Non-fungible tokens (NFTs) have exploded in popularity recently and are clearly one of the big marketing trends for 2022. These digital assets are selling for eye-watering amounts, with the most expensive being a piece by digital artist Pak, The Merge. It sold to a group of collectors for $91.8 million in December 2021, reportedly the largest sum ever paid for a work by a living artist. In fact, JP Morgan estimates that NFTs already have a total market value of $41 billion.
Naturally, brands are keen to get in on the action. Some have gone all-in on NFTs, others are experimenting, and the rest are watching on from the sidelines. But none can afford to ignore a trend that looks like it is here to stay.

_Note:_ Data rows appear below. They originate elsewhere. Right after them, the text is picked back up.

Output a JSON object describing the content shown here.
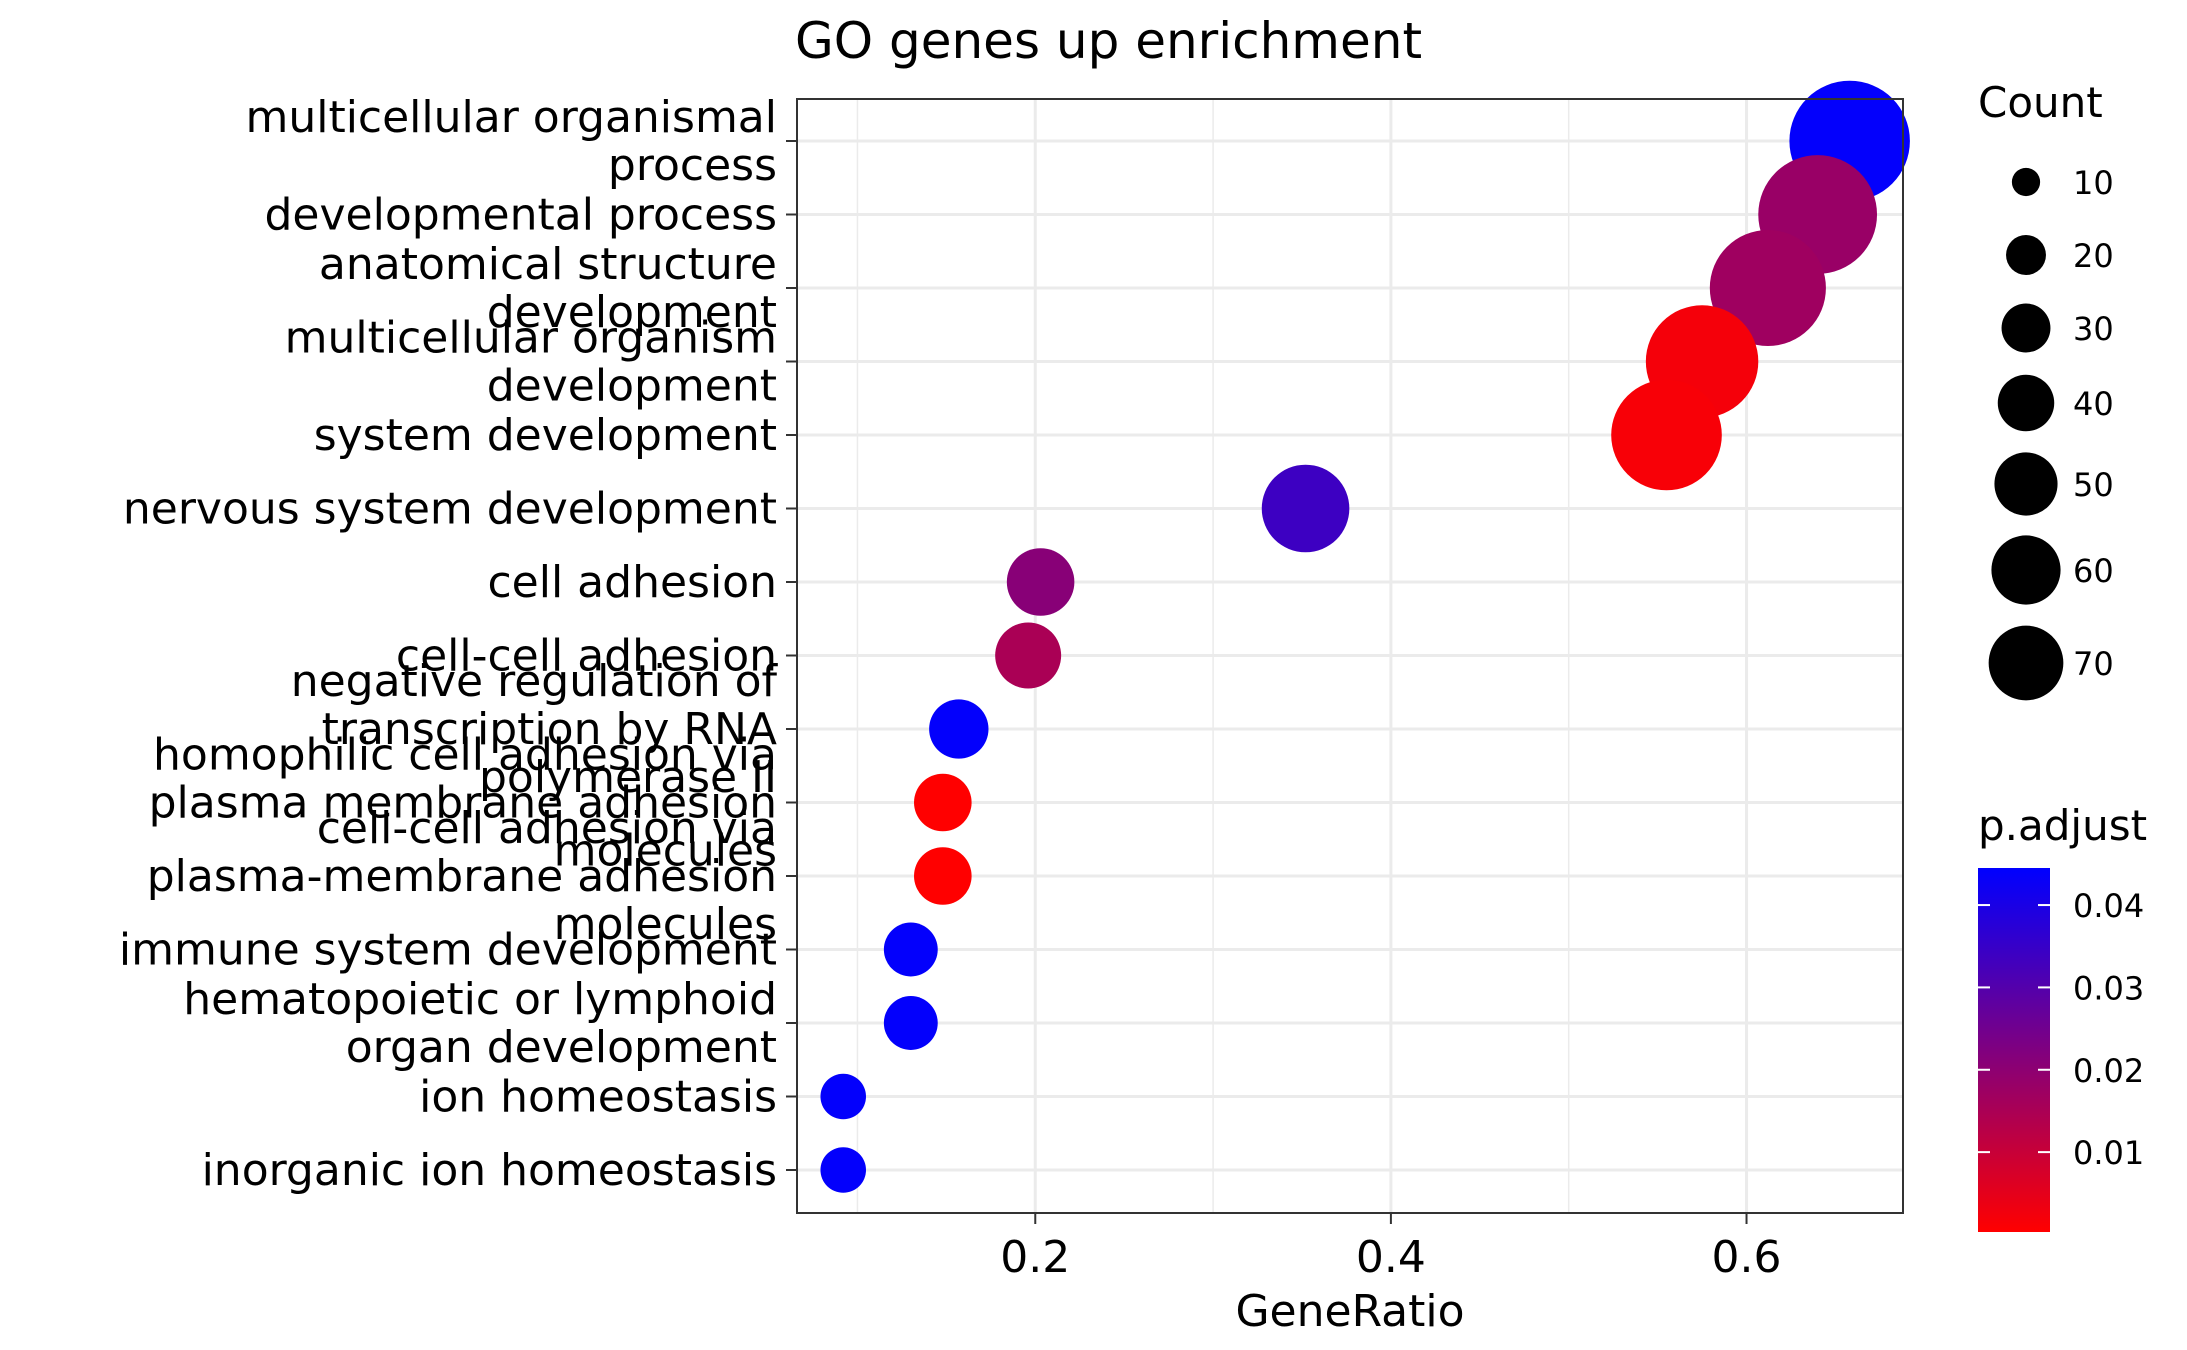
{
  "chart_data": {
    "type": "scatter",
    "title": "GO genes up enrichment",
    "xlabel": "GeneRatio",
    "ylabel": "",
    "xlim": [
      0.066,
      0.688
    ],
    "xticks": [
      0.2,
      0.4,
      0.6
    ],
    "xtick_labels": [
      "0.2",
      "0.4",
      "0.6"
    ],
    "grid": true,
    "categories": [
      "multicellular organismal process",
      "developmental process",
      "anatomical structure development",
      "multicellular organism development",
      "system development",
      "nervous system development",
      "cell adhesion",
      "cell-cell adhesion",
      "negative regulation of transcription by RNA polymerase II",
      "homophilic cell adhesion via plasma membrane adhesion molecules",
      "cell-cell adhesion via plasma-membrane adhesion molecules",
      "immune system development",
      "hematopoietic or lymphoid organ development",
      "ion homeostasis",
      "inorganic ion homeostasis"
    ],
    "category_lines": [
      [
        "multicellular organismal",
        "process"
      ],
      [
        "developmental process"
      ],
      [
        "anatomical structure",
        "development"
      ],
      [
        "multicellular organism",
        "development"
      ],
      [
        "system development"
      ],
      [
        "nervous system development"
      ],
      [
        "cell adhesion"
      ],
      [
        "cell-cell adhesion"
      ],
      [
        "negative regulation of",
        "transcription by RNA",
        "polymerase II"
      ],
      [
        "homophilic cell adhesion via",
        "plasma membrane adhesion",
        "molecules"
      ],
      [
        "cell-cell adhesion via",
        "plasma-membrane adhesion",
        "molecules"
      ],
      [
        "immune system development"
      ],
      [
        "hematopoietic or lymphoid",
        "organ development"
      ],
      [
        "ion homeostasis"
      ],
      [
        "inorganic ion homeostasis"
      ]
    ],
    "gene_ratio": [
      0.658,
      0.64,
      0.612,
      0.575,
      0.555,
      0.352,
      0.203,
      0.196,
      0.157,
      0.148,
      0.148,
      0.13,
      0.13,
      0.092,
      0.092
    ],
    "count": [
      70,
      68,
      65,
      61,
      59,
      37,
      22,
      21,
      17,
      16,
      16,
      14,
      14,
      10,
      10
    ],
    "p_adjust": [
      0.044,
      0.018,
      0.017,
      0.002,
      0.0015,
      0.034,
      0.021,
      0.015,
      0.044,
      0.0003,
      0.0003,
      0.044,
      0.044,
      0.044,
      0.044
    ],
    "legend_size": {
      "title": "Count",
      "values": [
        10,
        20,
        30,
        40,
        50,
        60,
        70
      ],
      "labels": [
        "10",
        "20",
        "30",
        "40",
        "50",
        "60",
        "70"
      ]
    },
    "legend_color": {
      "title": "p.adjust",
      "min": 0.0003,
      "max": 0.0445,
      "ticks": [
        0.01,
        0.02,
        0.03,
        0.04
      ],
      "tick_labels": [
        "0.01",
        "0.02",
        "0.03",
        "0.04"
      ],
      "low_color": "#FF0000",
      "high_color": "#0000FF"
    },
    "legend_position": "right"
  }
}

There is still some confusion about what exactly NFTs are, what the risks are, and how brands can gain value from this new technology. This guide to promoting NFTs for brands will explore each of these important questions and help you figure out if NFTs are worth investing in today.
We'll also look at some brands that are exploring how to use NFTs in their marketing, in some fascinating ways, including Gucci, Barbie/Balmain, Stella Artois, and McDonald's.
NFT (usually pronounced "en eff tee", although a minority prefers “nifty”) stands for non-fungible token. ‘Fungible’ is an odd-sounding economic term that simply means ‘mutually interchangeable’, in the sense that one item can easily be exchanged for another of similar value. For example, I can exchange a $10 bill for another $10 bill, or for items that we agree equate to that value.
So if a token (a unit of data) is non-fungible, it is unique and cannot be so easily exchanged. It can be bought and sold for its individual value, but cannot simply be swapped with another identical token.
NFTs are stored on a digital ledger (known as a blockchain) that is distributed across thousands of computers - and this ledger cannot be altered. Therefore, the owner of an NFT has ownership of the asset related to their token.
This is important in the digital world, where we can produce endless, perfect copies of any piece of data. The one-millionth screenshot of a digital artwork is identical to the original image. Since scarcity creates value, digital artists have struggled to earn their true worth. NFTs help to create the valuable rarity that art requires.
The NFT can relate to just about anything people want to own online. The New York Times has sold articles as NFTs, Jack Dorsey (founder of Twitter) sold his first tweet as an NFT, and a company called Look Labs even sold a “digital perfume” as an NFT.
But it is important to note here that the artwork itself is not stored on the blockchain. It would be economically and environmentally impractical to store these files in this way, as blockchain technology requires huge amounts of computing power. After all, NFTs were created to help with property purchases, not art trading. Their core function is to store and enable smart contracts, which are programs that run automatically when pre-agreed conditions are met.
The NFT acts as a certificate of ownership and a receipt of purchase, but it is essentially a link that points to the original art file. We should expect more elegant solutions in future, however it is worth noting this current reality from a brand’s perspective.